Court lays down rules on dock ID
10 Oct 07
No rule that witness must always be asked to identify accused directly, say appeal judges
There is no general rule of law requiring the Crown to lead visual identification evidence from a witness who names the accused as the perpetrator of a crime, the criminal appeal court has ruled.
By a 2-1 majority, the appeal judges refused an appeal by Michael Murphy, convicted of 10 out of 14 charges he faced relating to assault and abusive behaviour against boys in his care in the 1960s in the then St Ninian's List D School, Gartmore Estate, Stirlingshire.
The accused, then known as Brother Benedict and a member of the de la Salle Order, was a welfare officer at the approved school. The charges of which he was found guilty, in 2003 at the High Court in Edinburgh, included whipping the boys, all aged under 14, with knotted leather laces, force-feeding them, forcing them to eat their own vomit, punching and kicking them, forcing them into cold showers, and making them taking hold of metal rods and administering electric shocks. He was sentenced to a total of two years in prison.
Of the nine boys involved, only four identified Murphy in court. After two of the others wrongly identified his co-accused, the Crown simply asked the other complainers to identify Murphy by his religious name or a nickname, leading evidence from other witnesses that he was the man so named.
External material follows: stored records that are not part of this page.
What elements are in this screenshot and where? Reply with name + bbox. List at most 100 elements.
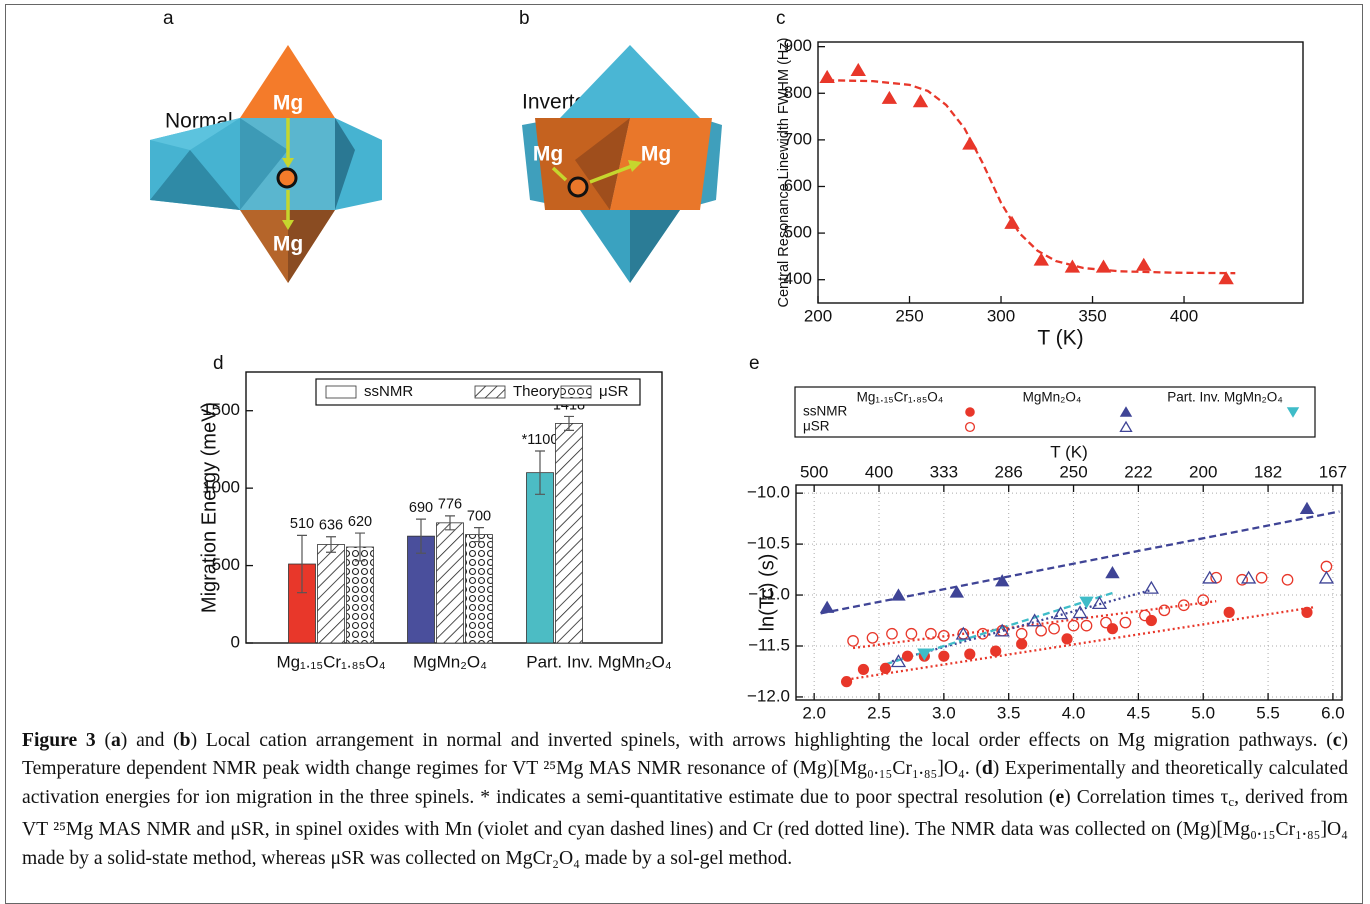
legend-label: μSR (599, 383, 629, 400)
marker (1033, 252, 1049, 266)
y-tick-label: 0 (231, 632, 240, 651)
y-tick-label: 900 (784, 36, 812, 55)
marker (912, 94, 929, 108)
x-tick-label: 400 (1170, 306, 1198, 325)
bar (465, 534, 493, 644)
legend-label: Theory (513, 383, 560, 400)
marker (905, 627, 918, 640)
caption-run: e (1055, 786, 1065, 808)
y-tick-label: −10.0 (747, 483, 790, 502)
caption-run: , derived from VT ²⁵Mg MAS NMR and μSR, … (22, 786, 1348, 869)
marker (937, 629, 950, 642)
marker (1143, 580, 1159, 594)
diagram-a: a Normal Mg Mg (150, 8, 382, 283)
marker (1016, 638, 1028, 650)
plot-frame (817, 41, 1304, 304)
marker (890, 654, 907, 668)
panel-label: e (749, 353, 760, 374)
marker (995, 574, 1010, 587)
caption-run: ) Temperature dependent NMR peak width c… (22, 730, 1348, 780)
marker (1061, 633, 1073, 645)
error-bar (535, 450, 545, 495)
legend-row: ssNMR (803, 404, 847, 419)
marker (1177, 599, 1190, 612)
y-tick-label: 500 (784, 223, 812, 242)
error-bar (445, 515, 455, 531)
x-tick-label: 4.0 (1062, 703, 1086, 722)
chart-c: c 400 500 600 700 800 900 200 250 300 350 400 T (K) C… (776, 8, 1304, 350)
legend: ssNMR Theory μSR (315, 378, 641, 406)
legend-swatch (325, 385, 357, 399)
legend-column: MgMn₂O₄ (1023, 390, 1082, 405)
octahedron (150, 150, 240, 210)
marker (850, 62, 866, 76)
marker (1218, 271, 1234, 285)
marker (1035, 624, 1047, 637)
chart-e: e −10.0 −10.5 −11.0 −11.5 −12.0 2.0 2.5 3.0 3.5 4.… (747, 353, 1347, 726)
marker (879, 662, 892, 675)
arrow-head (628, 160, 642, 172)
y-tick-label: 600 (784, 176, 812, 195)
marker (962, 136, 978, 150)
x-tick-label: 350 (1078, 306, 1106, 325)
marker (1052, 606, 1069, 620)
marker (866, 631, 879, 644)
marker (886, 627, 898, 640)
x-axis-label: 1000/T (K⁻¹) (1011, 724, 1128, 726)
data-label: 700 (467, 508, 491, 524)
marker (1095, 259, 1112, 273)
x2-tick-label: 286 (995, 462, 1023, 481)
marker (1318, 570, 1335, 584)
plot-frame (795, 484, 1343, 701)
tetrahedron (575, 118, 630, 210)
marker (1105, 565, 1120, 579)
data-label: 776 (438, 497, 462, 513)
marker (1048, 622, 1060, 635)
marker (994, 623, 1010, 637)
bar (555, 423, 583, 644)
legend-row: μSR (803, 419, 830, 434)
panel-label: d (213, 353, 224, 374)
y-tick-label: 500 (212, 555, 240, 574)
error-bar (416, 518, 426, 554)
arrow (589, 164, 633, 184)
marker (891, 588, 906, 601)
x2-tick-label: 222 (1124, 462, 1152, 481)
marker (840, 676, 853, 688)
marker (881, 90, 898, 104)
marker (1026, 613, 1043, 627)
y-axis-label: Migration Energy (meV) (198, 402, 220, 613)
marker (949, 585, 965, 598)
error-bar (355, 532, 365, 562)
x-tick-label: 3.0 (932, 703, 956, 722)
marker (1064, 259, 1081, 273)
x-tick-label: 2.5 (867, 703, 891, 722)
x2-tick-label: 200 (1189, 462, 1217, 481)
tetrahedron (288, 210, 335, 283)
caption-run: ) and ( (120, 730, 180, 751)
data-label: 620 (348, 514, 372, 530)
arrow (551, 166, 568, 182)
figure: a Normal Mg Mg b Inverted Mg Mg (150, 8, 1347, 726)
marker (1015, 627, 1028, 640)
x-tick-label: 4.5 (1127, 703, 1151, 722)
vacancy (567, 176, 589, 198)
marker (1202, 570, 1218, 584)
marker (1004, 215, 1020, 229)
data-label: 636 (319, 518, 343, 534)
error-bar (297, 534, 307, 594)
legend-swatch (560, 385, 592, 399)
caption-run: c (1332, 730, 1342, 751)
legend-column: Mg₁.₁₅Cr₁.₈₅O₄ (857, 390, 944, 405)
fit-line (852, 600, 1217, 650)
legend-marker (1119, 406, 1133, 417)
fit-line (820, 510, 1340, 615)
caption-run: b (179, 730, 191, 751)
diagram-b: b Inverted Mg Mg (519, 8, 722, 283)
marker (1236, 573, 1248, 586)
x2-tick-label: 182 (1254, 462, 1282, 481)
octahedron (335, 118, 355, 210)
bar (288, 563, 316, 644)
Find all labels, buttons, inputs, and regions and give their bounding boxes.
Murphy argued that the latter method of identification was insufficient, incompetent as not being the best evidence available and that the jury had been misdirected.
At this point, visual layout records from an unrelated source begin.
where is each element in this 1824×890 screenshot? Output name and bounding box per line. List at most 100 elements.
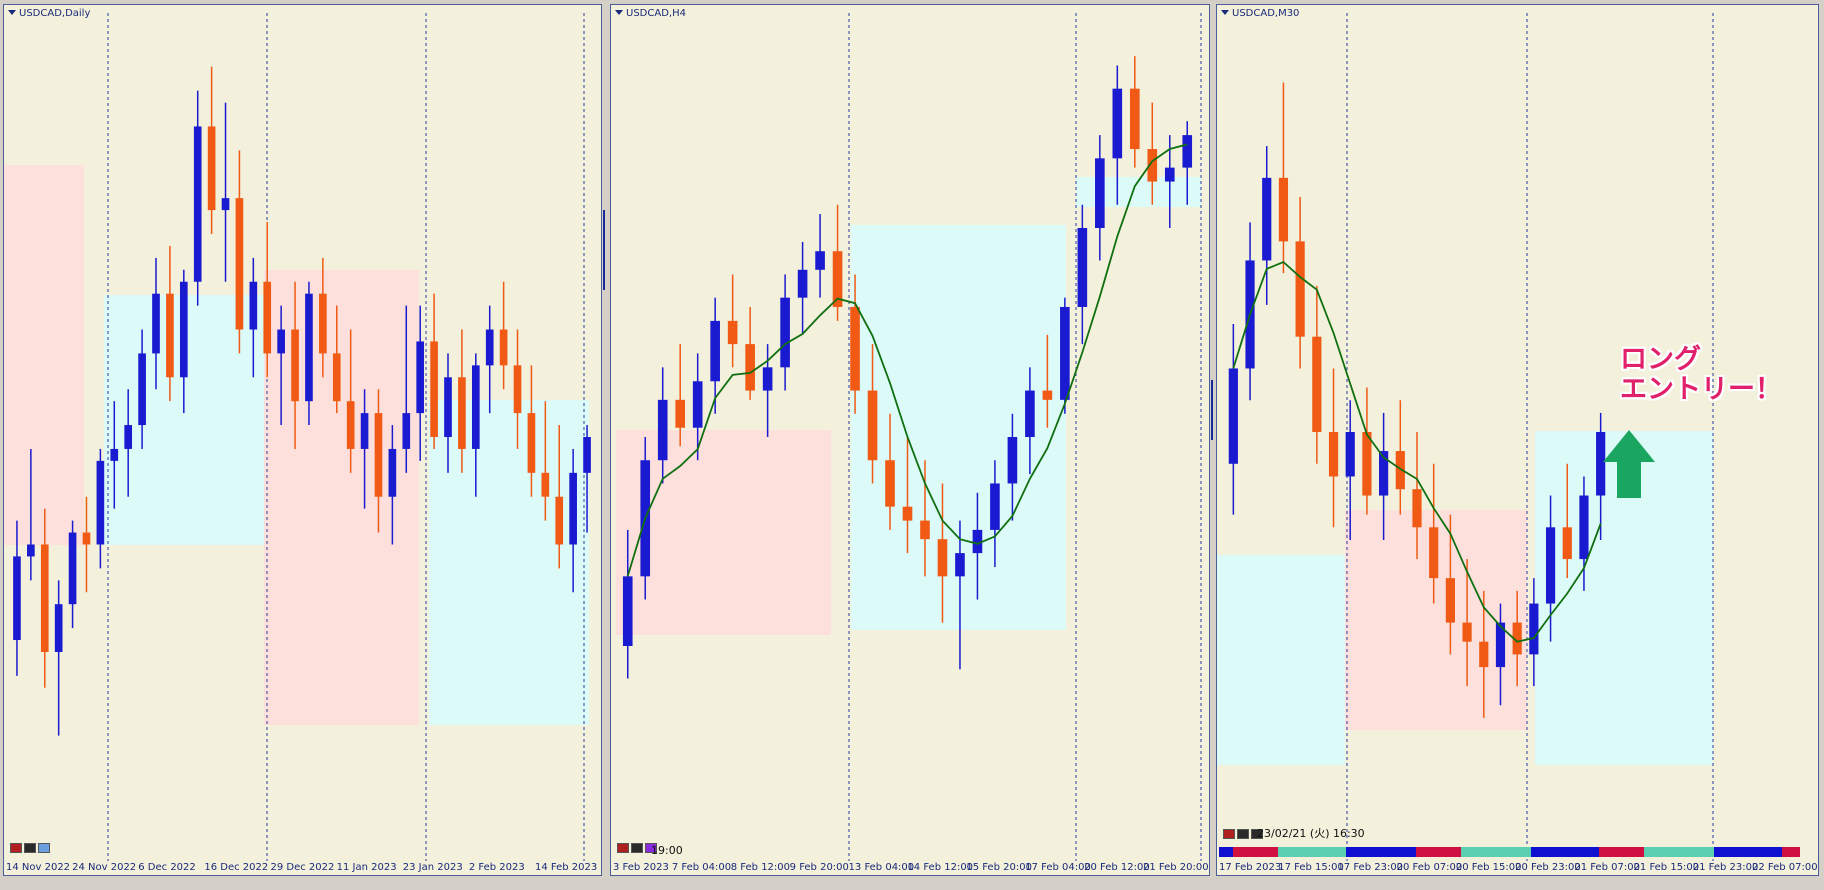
- x-tick-label: 6 Dec 2022: [138, 862, 196, 873]
- candle-body: [96, 460, 105, 545]
- x-axis: 3 Feb 2023 7 Feb 04:00 8 Feb 12:00 9 Feb 20…: [611, 859, 1209, 875]
- candle-body: [1112, 88, 1123, 159]
- candle-body: [110, 448, 119, 461]
- candle-body: [1345, 432, 1355, 477]
- candle-body: [745, 344, 755, 391]
- expert-icon[interactable]: [38, 843, 50, 853]
- chart-title: USDCAD,Daily: [8, 8, 90, 19]
- price-zone: [4, 165, 84, 545]
- x-tick-label: 21 Feb 20:00: [1143, 862, 1209, 873]
- close-chart-button[interactable]: [617, 843, 629, 853]
- panel-separator[interactable]: [1211, 380, 1213, 440]
- x-tick-label: 2 Feb 2023: [468, 862, 525, 873]
- candle-body: [1129, 88, 1140, 150]
- dropdown-triangle-icon[interactable]: [8, 10, 16, 15]
- candle-body: [138, 353, 146, 426]
- candle-body: [221, 198, 230, 211]
- moving-average-line: [626, 143, 1188, 577]
- candle-body: [68, 532, 77, 605]
- candle-body: [305, 293, 313, 402]
- one-click-trading-icon[interactable]: [24, 843, 36, 853]
- candle-body: [1395, 451, 1405, 490]
- x-tick-label: 21 Feb 15:00: [1633, 862, 1700, 873]
- candle-body: [885, 460, 895, 507]
- strip-segment: [1416, 847, 1461, 857]
- strip-segment: [1531, 847, 1599, 857]
- x-tick-label: 20 Feb 07:00: [1396, 862, 1463, 873]
- candle-body: [1295, 241, 1305, 337]
- expert-icon[interactable]: [645, 843, 657, 853]
- candle-body: [541, 472, 550, 497]
- candle-body: [583, 437, 591, 473]
- candle-body: [458, 377, 466, 449]
- candle-body: [1512, 622, 1522, 655]
- candle-body: [1060, 306, 1070, 400]
- x-tick-label: 23 Jan 2023: [402, 862, 463, 873]
- candle-body: [555, 496, 564, 545]
- candle-body: [374, 413, 383, 497]
- dropdown-triangle-icon[interactable]: [615, 10, 623, 15]
- candle-body: [955, 553, 965, 577]
- strip-segment: [1461, 847, 1531, 857]
- close-chart-button[interactable]: [1223, 829, 1235, 839]
- strip-segment: [1782, 847, 1800, 857]
- candle-body: [1077, 228, 1088, 307]
- candle-body: [54, 604, 63, 652]
- candle-body: [235, 198, 244, 330]
- dropdown-triangle-icon[interactable]: [1221, 10, 1229, 15]
- annotation-line-1: ロング: [1620, 344, 1701, 375]
- candle-body: [193, 126, 202, 282]
- candle-body: [1262, 177, 1272, 261]
- close-chart-button[interactable]: [10, 843, 22, 853]
- candle-body: [1042, 390, 1053, 400]
- strip-segment: [1219, 847, 1233, 857]
- x-tick-label: 8 Feb 12:00: [730, 862, 791, 873]
- x-tick-label: 20 Feb 15:00: [1455, 862, 1522, 873]
- candle-body: [124, 425, 133, 449]
- candle-body: [346, 401, 355, 449]
- price-zone: [429, 400, 589, 725]
- panel-separator[interactable]: [603, 210, 605, 290]
- price-zone: [616, 430, 831, 635]
- x-tick-label: 14 Feb 12:00: [907, 862, 974, 873]
- expert-icon[interactable]: [1251, 829, 1263, 839]
- session-strip: [1219, 847, 1800, 857]
- candle-body: [797, 269, 808, 298]
- strip-segment: [1714, 847, 1782, 857]
- x-tick-label: 11 Jan 2023: [336, 862, 397, 873]
- candle-body: [1025, 390, 1035, 437]
- chart-corner-buttons: [10, 838, 52, 857]
- m30-chart-panel[interactable]: USDCAD,M30 23/02/21 (火) 16:30 17 Feb 202…: [1216, 4, 1819, 876]
- candle-body: [1228, 368, 1238, 464]
- candle-body: [622, 576, 633, 646]
- strip-segment: [1644, 847, 1714, 857]
- candle-body: [430, 341, 438, 437]
- one-click-trading-icon[interactable]: [1237, 829, 1249, 839]
- candle-body: [1445, 578, 1455, 623]
- candle-body: [1596, 432, 1606, 496]
- x-tick-label: 17 Feb 2023: [1219, 862, 1282, 873]
- candle-body: [27, 544, 35, 557]
- chart-corner-buttons: [1223, 824, 1265, 843]
- candle-body: [319, 293, 327, 354]
- daily-chart-canvas: [4, 13, 591, 861]
- current-time-label: 19:00: [651, 844, 683, 857]
- h4-chart-panel[interactable]: USDCAD,H4 19:00 3 Feb 2023 7 Feb 04:00 8 F…: [610, 4, 1210, 876]
- strip-segment: [1599, 847, 1644, 857]
- candle-body: [402, 413, 411, 449]
- candle-body: [902, 506, 913, 521]
- candle-body: [1278, 177, 1289, 242]
- candle-body: [416, 341, 425, 414]
- candle-body: [780, 297, 790, 368]
- candle-body: [1529, 603, 1539, 655]
- daily-chart-panel[interactable]: USDCAD,Daily 14 Nov 2022 24 Nov 2022 6 Dec…: [3, 4, 602, 876]
- price-zone: [264, 270, 419, 725]
- candle-body: [82, 532, 91, 545]
- moving-average-line: [1232, 260, 1602, 643]
- one-click-trading-icon[interactable]: [631, 843, 643, 853]
- x-tick-label: 20 Feb 23:00: [1515, 862, 1581, 873]
- x-tick-label: 21 Feb 23:00: [1692, 862, 1759, 873]
- candle-body: [675, 399, 686, 428]
- x-axis: 14 Nov 2022 24 Nov 2022 6 Dec 2022 16 Dec 2…: [4, 859, 601, 875]
- candle-body: [152, 293, 160, 354]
Murphy's counsel, Ronald Clancy QC, argued that the general rule was the the Crown should attempt a dock identification, and only if that failed, look for alternatives. In this case the best evidence was dock identification, and the Crown could not get round the mis-identification by some of the complainers. In any event in the circumstances of this case the substitute evidence was insufficient.
"Best evidence"
Lord Osborne, delivering the leading opinion, said the point in dispute was not a proper application of the "best evidence" rule. The evidence led, whether direct or indirect on the question of identification, was primary evidence, and the best evidence rule was directed against leading secondary evidence - such as hearsay, or copy documents instead of originals.
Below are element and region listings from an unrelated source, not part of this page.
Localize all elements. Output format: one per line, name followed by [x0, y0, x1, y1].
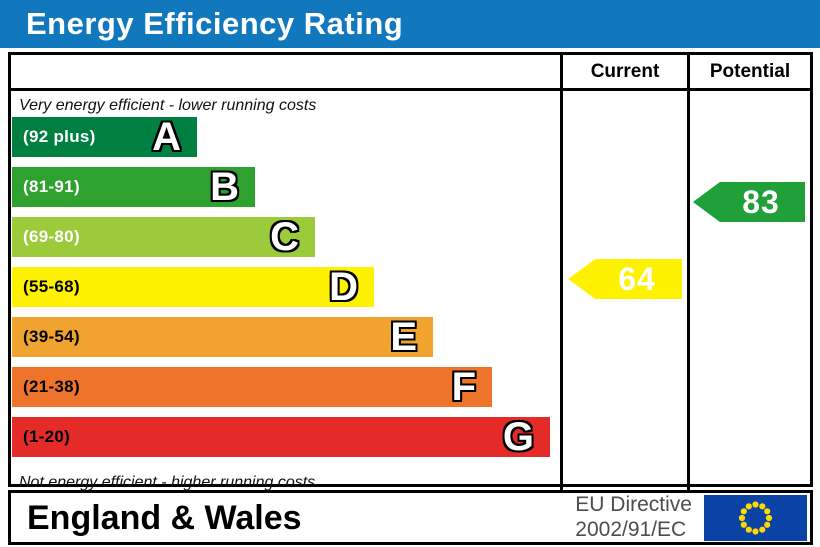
bottom-note: Not energy efficient - higher running co… [19, 474, 316, 491]
band-letter-e: E [390, 315, 417, 359]
header-spacer [11, 55, 560, 88]
band-range-g: (1-20) [23, 427, 71, 446]
chart-title-bar: Energy Efficiency Rating [0, 0, 820, 48]
footer-region-label: England & Wales [27, 498, 302, 537]
band-row-a: (92 plus) A [12, 117, 197, 157]
table-body: Very energy efficient - lower running co… [11, 91, 810, 494]
potential-rating-value: 83 [742, 183, 780, 220]
band-letter-d: D [329, 265, 358, 309]
band-row-d: (55-68) D [12, 267, 374, 307]
column-header-potential: Potential [687, 55, 810, 88]
eu-flag-icon [704, 494, 807, 541]
potential-column: 83 [687, 91, 810, 494]
eu-directive-label: EU Directive 2002/91/EC [575, 493, 692, 541]
band-row-c: (69-80) C [12, 217, 315, 257]
band-letter-a: A [152, 115, 181, 159]
column-header-current: Current [560, 55, 687, 88]
top-note: Very energy efficient - lower running co… [19, 97, 317, 114]
current-rating-value: 64 [618, 260, 656, 297]
current-column: 64 [560, 91, 687, 494]
band-row-g: (1-20) G [12, 417, 550, 457]
band-letter-g: G [502, 415, 534, 459]
eu-directive-line1: EU Directive [575, 493, 692, 517]
rating-table: Current Potential Very energy efficient … [8, 52, 813, 494]
band-range-b: (81-91) [23, 177, 80, 196]
band-range-c: (69-80) [23, 227, 80, 246]
band-row-b: (81-91) B [12, 167, 255, 207]
band-letter-c: C [270, 215, 299, 259]
eu-directive-line2: 2002/91/EC [575, 517, 687, 541]
table-header-row: Current Potential [11, 55, 810, 91]
rating-scale: Very energy efficient - lower running co… [11, 91, 560, 494]
band-range-d: (55-68) [23, 277, 80, 296]
band-range-a: (92 plus) [23, 127, 96, 146]
footer: England & Wales EU Directive 2002/91/EC [8, 490, 813, 545]
band-letter-f: F [451, 365, 476, 409]
band-range-e: (39-54) [23, 327, 80, 346]
potential-rating-arrow: 83 [693, 182, 805, 222]
band-range-f: (21-38) [23, 377, 80, 396]
band-row-f: (21-38) F [12, 367, 492, 407]
band-row-e: (39-54) E [12, 317, 433, 357]
band-letter-b: B [210, 165, 239, 209]
page-title: Energy Efficiency Rating [26, 6, 404, 41]
eu-flag-stars [738, 500, 773, 535]
current-rating-arrow: 64 [568, 259, 682, 299]
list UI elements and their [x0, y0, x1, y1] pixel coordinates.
The rule argued for, he continued, could not be operated in practice. "Over many years, prosecutors have not in fact observed any such rule. Rather, they have exercised their discretion as to whether they would seek to elicit evidence of visual identification from a particular witness, in the light of the whole circumstances known to them. That I regard as a perfectly proper approach."
He added: "How the Crown goes about proving that essential feature of a case must be a matter for the exercise of its discretion, in the light of the evidence which may be available to it in the circumstances of any particular case, about which the court will almost certainly have no knowledge. It appears to me that the rule contended for on behalf of the appellant would undermine the exercise of that proper discretion."
In a supporting opinion, Lord Macfadyen said that while there was a long recognised general rule of practice that a witness speaking to the commission of a crime should be asked to make a dock identification, that was not a rule of law. It followed that "failure to follow the general rule does not affect the admissibility of other evidence tending to establish that the accused was the perpetrator of the crime".
Dissenting, Lord Marnoch said that previous cases established that dock identification should be used in all but exceptional situations, which was contrary to the Crown's position in this case. Here there were "obvious risks in relying on evidence of identification by name even where bolstered by description of appearance or position", and since this affected, directly or indirectly, all the charges on which the accused was convicted, the appeal should be allowed.